Recommendations for lowering urine oxalate
Recommendation | How to accomplish |
---|---|
Decrease oxalate intake | Avoid or limit oxalate-rich foods including spinach, rhubarb, beets, nuts, chocolate, wheat bran, sesame seeds Consult table of food oxalate content https://regepi.bwh.harvard.edu/health/Oxalate/files/Oxalate%20Content%20of%20Foods.xls |
Consume 1000–1200 mg calcium/day | Note the calcium content of dairy products and other calcium-enriched foods usually consumed. Ensure that a calcium-rich food is consumed with a meal known or suspected to contain significant amounts of oxalate |
Determine whether colonized with O. formigenes | Not easily accomplished as yet.
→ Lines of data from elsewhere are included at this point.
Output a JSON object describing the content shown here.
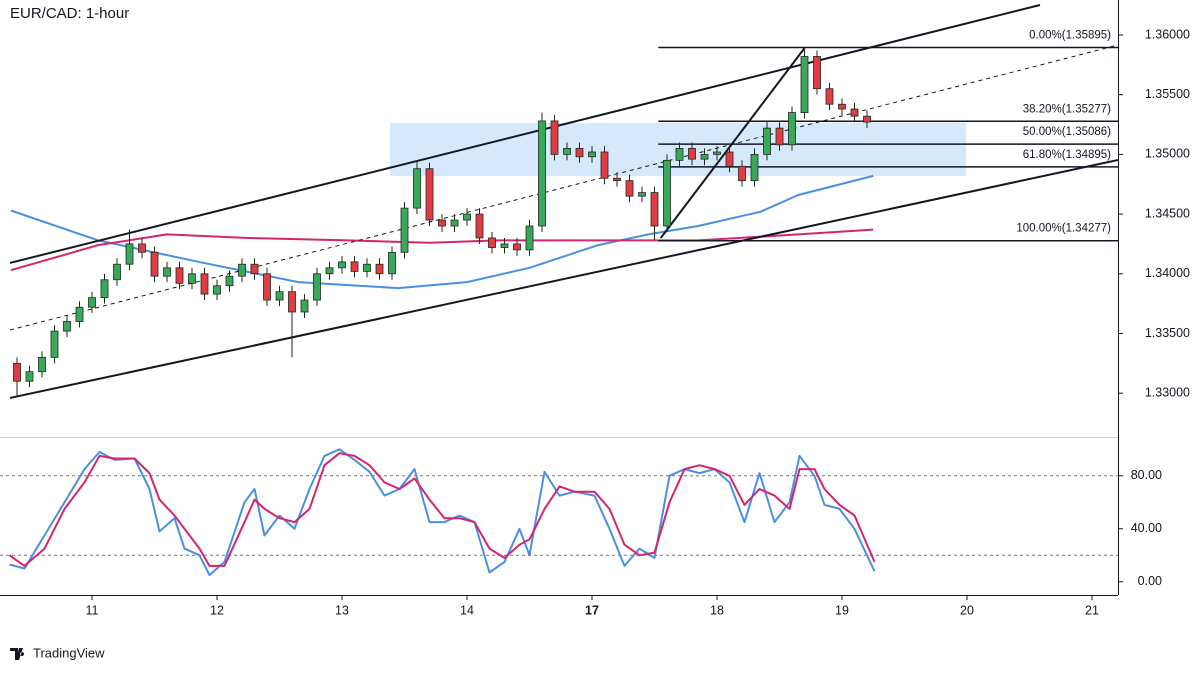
{
  "chart_data": {
    "type": "candlestick",
    "title": "EUR/CAD: 1-hour",
    "up_color": "#3aa85a",
    "down_color": "#e23b44",
    "outline_color": "#1f2a1f",
    "xlim": [
      0.344,
      9.208
    ],
    "xticks": [
      {
        "value": 1,
        "label": "11"
      },
      {
        "value": 2,
        "label": "12"
      },
      {
        "value": 3,
        "label": "13"
      },
      {
        "value": 4,
        "label": "14"
      },
      {
        "value": 5,
        "label": "17",
        "bold": true
      },
      {
        "value": 6,
        "label": "18"
      },
      {
        "value": 7,
        "label": "19"
      },
      {
        "value": 8,
        "label": "20"
      },
      {
        "value": 9,
        "label": "21"
      }
    ],
    "ylim": [
      1.32633,
      1.36293
    ],
    "yticks": [
      {
        "value": 1.33,
        "label": "1.33000"
      },
      {
        "value": 1.335,
        "label": "1.33500"
      },
      {
        "value": 1.34,
        "label": "1.34000"
      },
      {
        "value": 1.345,
        "label": "1.34500"
      },
      {
        "value": 1.35,
        "label": "1.35000"
      },
      {
        "value": 1.355,
        "label": "1.35500"
      },
      {
        "value": 1.36,
        "label": "1.36000"
      }
    ],
    "x": [
      0.4,
      0.5,
      0.6,
      0.7,
      0.8,
      0.9,
      1.0,
      1.1,
      1.2,
      1.3,
      1.4,
      1.5,
      1.6,
      1.7,
      1.8,
      1.9,
      2.0,
      2.1,
      2.2,
      2.3,
      2.4,
      2.5,
      2.6,
      2.7,
      2.8,
      2.9,
      3.0,
      3.1,
      3.2,
      3.3,
      3.4,
      3.5,
      3.6,
      3.7,
      3.8,
      3.9,
      4.0,
      4.1,
      4.2,
      4.3,
      4.4,
      4.5,
      4.6,
      4.7,
      4.8,
      4.9,
      5.0,
      5.1,
      5.2,
      5.3,
      5.4,
      5.5,
      5.6,
      5.7,
      5.8,
      5.9,
      6.0,
      6.1,
      6.2,
      6.3,
      6.4,
      6.5,
      6.6,
      6.7,
      6.8,
      6.9,
      7.0,
      7.1,
      7.2
    ],
    "open": [
      1.3325,
      1.331,
      1.3318,
      1.333,
      1.3352,
      1.336,
      1.3372,
      1.338,
      1.3395,
      1.3408,
      1.3425,
      1.3418,
      1.3398,
      1.3405,
      1.3392,
      1.34,
      1.3383,
      1.339,
      1.3398,
      1.3408,
      1.34,
      1.3378,
      1.3385,
      1.3368,
      1.3378,
      1.34,
      1.3405,
      1.341,
      1.3402,
      1.3408,
      1.34,
      1.3418,
      1.3455,
      1.3488,
      1.3445,
      1.344,
      1.3445,
      1.345,
      1.343,
      1.3422,
      1.3425,
      1.342,
      1.344,
      1.3528,
      1.35,
      1.3505,
      1.3498,
      1.3502,
      1.348,
      1.3478,
      1.3465,
      1.3468,
      1.344,
      1.3495,
      1.3505,
      1.3496,
      1.35,
      1.3502,
      1.349,
      1.3478,
      1.35,
      1.3522,
      1.3508,
      1.3535,
      1.3582,
      1.3555,
      1.3542,
      1.3538,
      1.3532
    ],
    "high": [
      1.333,
      1.3323,
      1.3335,
      1.3357,
      1.3365,
      1.3377,
      1.3385,
      1.34,
      1.3413,
      1.3437,
      1.343,
      1.3423,
      1.341,
      1.341,
      1.3405,
      1.3405,
      1.3395,
      1.3403,
      1.3413,
      1.3413,
      1.3405,
      1.339,
      1.339,
      1.3383,
      1.3405,
      1.341,
      1.3415,
      1.3415,
      1.3413,
      1.3413,
      1.3423,
      1.346,
      1.3495,
      1.3493,
      1.345,
      1.345,
      1.3455,
      1.3455,
      1.3435,
      1.343,
      1.343,
      1.3445,
      1.3535,
      1.3533,
      1.351,
      1.351,
      1.3507,
      1.3507,
      1.3485,
      1.3483,
      1.3473,
      1.3473,
      1.35,
      1.351,
      1.351,
      1.3505,
      1.3507,
      1.3507,
      1.3495,
      1.3505,
      1.3527,
      1.3527,
      1.354,
      1.3589,
      1.3587,
      1.356,
      1.3547,
      1.3543,
      1.3537
    ],
    "low": [
      1.3297,
      1.3305,
      1.3313,
      1.3325,
      1.3347,
      1.3355,
      1.3367,
      1.3375,
      1.339,
      1.3403,
      1.3413,
      1.3393,
      1.3393,
      1.3387,
      1.3387,
      1.3378,
      1.3378,
      1.3385,
      1.3393,
      1.3395,
      1.3373,
      1.3373,
      1.333,
      1.3363,
      1.3373,
      1.3395,
      1.34,
      1.3397,
      1.3397,
      1.3395,
      1.3395,
      1.3413,
      1.345,
      1.344,
      1.3435,
      1.3435,
      1.344,
      1.3425,
      1.3417,
      1.3417,
      1.3415,
      1.3415,
      1.3435,
      1.3495,
      1.3495,
      1.3493,
      1.3493,
      1.3475,
      1.3473,
      1.346,
      1.346,
      1.3428,
      1.3435,
      1.349,
      1.3491,
      1.3491,
      1.3495,
      1.3485,
      1.3473,
      1.3473,
      1.3495,
      1.3503,
      1.3503,
      1.353,
      1.355,
      1.3537,
      1.3533,
      1.3527,
      1.3522
    ],
    "close": [
      1.331,
      1.3318,
      1.333,
      1.3352,
      1.336,
      1.3372,
      1.338,
      1.3395,
      1.3408,
      1.3425,
      1.3418,
      1.3398,
      1.3405,
      1.3392,
      1.34,
      1.3383,
      1.339,
      1.3398,
      1.3408,
      1.34,
      1.3378,
      1.3385,
      1.3368,
      1.3378,
      1.34,
      1.3405,
      1.341,
      1.3402,
      1.3408,
      1.34,
      1.3418,
      1.3455,
      1.3488,
      1.3445,
      1.344,
      1.3445,
      1.345,
      1.343,
      1.3422,
      1.3425,
      1.342,
      1.344,
      1.3528,
      1.35,
      1.3505,
      1.3498,
      1.3502,
      1.348,
      1.3478,
      1.3465,
      1.3468,
      1.344,
      1.3495,
      1.3505,
      1.3496,
      1.35,
      1.3502,
      1.349,
      1.3478,
      1.35,
      1.3522,
      1.3508,
      1.3535,
      1.3582,
      1.3555,
      1.3542,
      1.3538,
      1.3532,
      1.3527
    ],
    "moving_averages": [
      {
        "color": "#4a90e2",
        "x": [
          0.35,
          1.05,
          1.85,
          2.65,
          3.45,
          4.0,
          4.5,
          5.05,
          5.45,
          5.85,
          6.35,
          6.65,
          7.25
        ],
        "values": [
          1.3453,
          1.3428,
          1.341,
          1.3393,
          1.3388,
          1.3393,
          1.3405,
          1.3424,
          1.3433,
          1.344,
          1.3452,
          1.3466,
          1.3482
        ]
      },
      {
        "color": "#d6246e",
        "x": [
          0.35,
          1.05,
          1.6,
          2.25,
          3.05,
          3.7,
          4.25,
          5.05,
          5.85,
          6.65,
          7.25
        ],
        "values": [
          1.3403,
          1.3424,
          1.3433,
          1.343,
          1.3428,
          1.3426,
          1.3428,
          1.3428,
          1.3428,
          1.3433,
          1.3437
        ]
      }
    ],
    "zone": {
      "x": [
        3.384,
        7.992
      ],
      "y": [
        1.34819,
        1.35263
      ],
      "color": "#d6e8fb"
    },
    "trendlines": [
      {
        "x": [
          0.344,
          8.584
        ],
        "y": [
          1.34091,
          1.36251
        ],
        "color": "#131722",
        "dashed": false
      },
      {
        "x": [
          0.344,
          9.208
        ],
        "y": [
          1.3296,
          1.34953
        ],
        "color": "#131722",
        "dashed": false
      },
      {
        "x": [
          0.344,
          9.208
        ],
        "y": [
          1.33529,
          1.35916
        ],
        "color": "#131722",
        "dashed": true
      },
      {
        "x": [
          5.55,
          6.7
        ],
        "y": [
          1.343,
          1.3589
        ],
        "color": "#131722",
        "dashed": false
      }
    ],
    "fib": {
      "x_start": 5.53,
      "color": "#131722",
      "levels": [
        {
          "label": "0.00%(1.35895)",
          "value": 1.35895
        },
        {
          "label": "38.20%(1.35277)",
          "value": 1.35277
        },
        {
          "label": "50.00%(1.35086)",
          "value": 1.35086
        },
        {
          "label": "61.80%(1.34895)",
          "value": 1.34895
        },
        {
          "label": "100.00%(1.34277)",
          "value": 1.34277
        }
      ]
    },
    "stochastic": {
      "ylim": [
        -10,
        107
      ],
      "yticks": [
        {
          "value": 0,
          "label": "0.00"
        },
        {
          "value": 40,
          "label": "40.00"
        },
        {
          "value": 80,
          "label": "80.00"
        }
      ],
      "bands": [
        20,
        80
      ],
      "x": [
        0.34,
        0.46,
        0.62,
        0.78,
        0.94,
        1.06,
        1.18,
        1.34,
        1.46,
        1.54,
        1.66,
        1.74,
        1.86,
        1.94,
        2.06,
        2.22,
        2.3,
        2.38,
        2.5,
        2.62,
        2.74,
        2.86,
        2.98,
        3.1,
        3.22,
        3.34,
        3.46,
        3.58,
        3.7,
        3.82,
        3.94,
        4.06,
        4.18,
        4.3,
        4.42,
        4.5,
        4.62,
        4.74,
        4.86,
        5.02,
        5.14,
        5.26,
        5.38,
        5.5,
        5.62,
        5.74,
        5.86,
        5.98,
        6.1,
        6.22,
        6.34,
        6.46,
        6.58,
        6.66,
        6.78,
        6.86,
        6.98,
        7.1,
        7.26
      ],
      "series": [
        {
          "color": "#4a90e2",
          "values": [
            13,
            10,
            35,
            60,
            85,
            98,
            92,
            93,
            70,
            38,
            48,
            25,
            20,
            5,
            15,
            60,
            70,
            35,
            50,
            40,
            70,
            95,
            100,
            92,
            83,
            65,
            70,
            85,
            45,
            45,
            50,
            45,
            7,
            15,
            40,
            20,
            83,
            65,
            68,
            65,
            40,
            12,
            25,
            18,
            80,
            85,
            82,
            85,
            75,
            45,
            82,
            45,
            60,
            95,
            80,
            58,
            55,
            40,
            8
          ]
        },
        {
          "color": "#d6246e",
          "values": [
            20,
            12,
            25,
            55,
            75,
            95,
            93,
            93,
            82,
            62,
            50,
            40,
            25,
            12,
            12,
            45,
            62,
            55,
            48,
            45,
            55,
            88,
            97,
            95,
            88,
            75,
            70,
            78,
            62,
            48,
            48,
            45,
            25,
            18,
            28,
            32,
            55,
            72,
            68,
            68,
            55,
            28,
            20,
            22,
            60,
            85,
            88,
            85,
            80,
            58,
            70,
            65,
            55,
            85,
            85,
            70,
            58,
            50,
            15
          ]
        }
      ]
    },
    "footer": {
      "brand": "TradingView"
    }
  }
}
Wait for commercial development of a test to determine colonization status and procedure for colonization |
Decrease vitamin C consumption | Avoid supplements and excessive intake of vitamin C-rich products such as orange juice |
Decrease urinary oxalate concentration | Increase fluid intake and decrease dietary oxalate absorption by the above strategies |
Acknowledgments
Funding This work was supported by NIH grants DK62284, DK73732 and DK87967.
Footnotes
Conflict of interest The authors declare no conflict of interest.
Ethical approval All studies conducted by the investigators involving human participants were in accordance with the ethical standards of the Institutional Review Boards.
Informed consent Informed consent was obtained from all participants in studies conducted by the investigators.